Continuous Classification of Locomotion in Response to Task Complexity and Anticipatory State.

OBJECTIVE

Intent recognition in lower-extremity assistive devices (e.g., prostheses and exoskeletons) is typically limited to either recognition of steady-state locomotion or changes of terrain (e.g., level ground to stair) occurring in a straight-line path and under anticipated condition. Stability is highly affected during non-steady changes of direction such as cuts especially when they are unanticipated, posing high risk of fall-related injuries. Here, we studied the influence of changes of direction and user anticipation on task recognition, and accordingly introduced classification schemes accommodating such effects.

METHODS

A linear discriminant analysis (LDA) classifier continuously classified straight-line walking, sidestep/crossover cuts (single transitions), and cuts-to-stair locomotion (mixed transitions) performed under varied task anticipatory conditions.

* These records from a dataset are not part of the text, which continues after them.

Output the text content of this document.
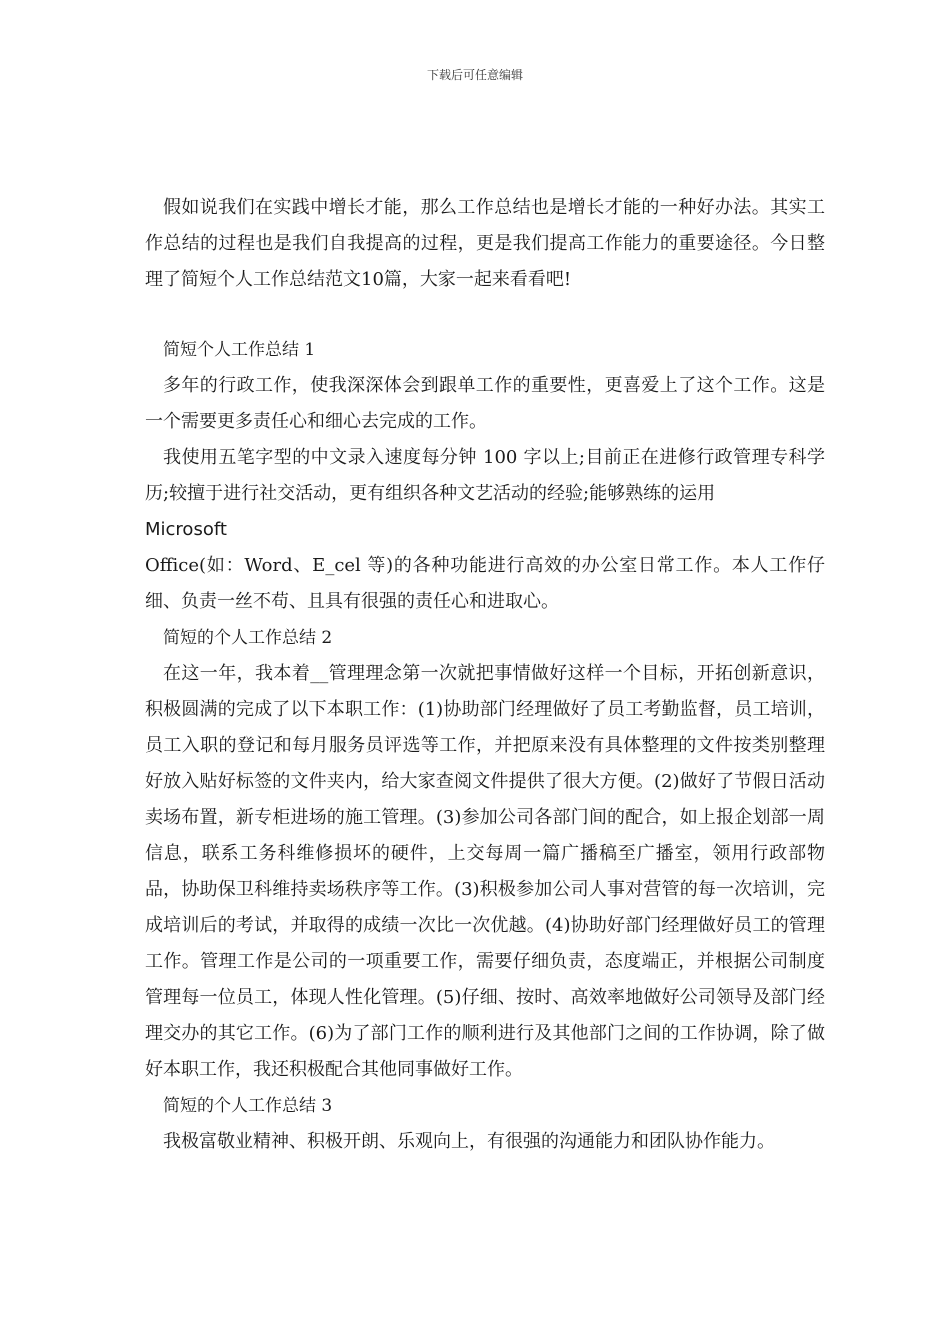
下载后可任意编辑

假如说我们在实践中增长才能，那么工作总结也是增长才能的一种好办法。其实工作总结的过程也是我们自我提高的过程，更是我们提高工作能力的重要途径。今日整理了简短个人工作总结范文10篇，大家一起来看看吧!

简短个人工作总结 1

多年的行政工作，使我深深体会到跟单工作的重要性，更喜爱上了这个工作。这是一个需要更多责任心和细心去完成的工作。

我使用五笔字型的中文录入速度每分钟 100 字以上;目前正在进修行政管理专科学历;较擅于进行社交活动，更有组织各种文艺活动的经验;能够熟练的运用
Microsoft
Office(如：Word、E_cel 等)的各种功能进行高效的办公室日常工作。本人工作仔细、负责一丝不苟、且具有很强的责任心和进取心。

简短的个人工作总结 2

在这一年，我本着__管理理念第一次就把事情做好这样一个目标，开拓创新意识，积极圆满的完成了以下本职工作：(1)协助部门经理做好了员工考勤监督，员工培训，员工入职的登记和每月服务员评选等工作，并把原来没有具体整理的文件按类别整理好放入贴好标签的文件夹内，给大家查阅文件提供了很大方便。(2)做好了节假日活动卖场布置，新专柜进场的施工管理。(3)参加公司各部门间的配合，如上报企划部一周信息，联系工务科维修损坏的硬件，上交每周一篇广播稿至广播室，领用行政部物品，协助保卫科维持卖场秩序等工作。(3)积极参加公司人事对营管的每一次培训，完成培训后的考试，并取得的成绩一次比一次优越。(4)协助好部门经理做好员工的管理工作。管理工作是公司的一项重要工作，需要仔细负责，态度端正，并根据公司制度管理每一位员工，体现人性化管理。(5)仔细、按时、高效率地做好公司领导及部门经理交办的其它工作。(6)为了部门工作的顺利进行及其他部门之间的工作协调，除了做好本职工作，我还积极配合其他同事做好工作。

简短的个人工作总结 3

我极富敬业精神、积极开朗、乐观向上，有很强的沟通能力和团队协作能力。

Training paradigms with varying levels of anticipated/unanticipated exposures and analysis windows of size 100-600 ms were examined.

RESULTS

More accurate classification of anticipated relative to unanticipated tasks was observed. Including bouts of target task in the training data was necessary to improve generalization to unanticipated locomotion. Only up to two bouts of target task were sufficient to reduce errors to <20% in unanticipated mixed transitions, whereas, in single transitions and straight walking, substantial unanticipated information (i.e., five bouts) was necessary to achieve similar outcomes. Window size modifications did not have a significant influence on classification performance.

CONCLUSION

Adjusting the training paradigm helps to achieve classification schemes capable of adapting to changes of direction and task anticipatory state.

SIGNIFICANCE

The findings could provide insight into developing classification schemes that can adapt to changes of direction and user anticipation. They could inform intent recognition strategies for controlling lower-limb assistive to robustly handle "unknown" circumstances, and thus deliver increased level of reliability and safety.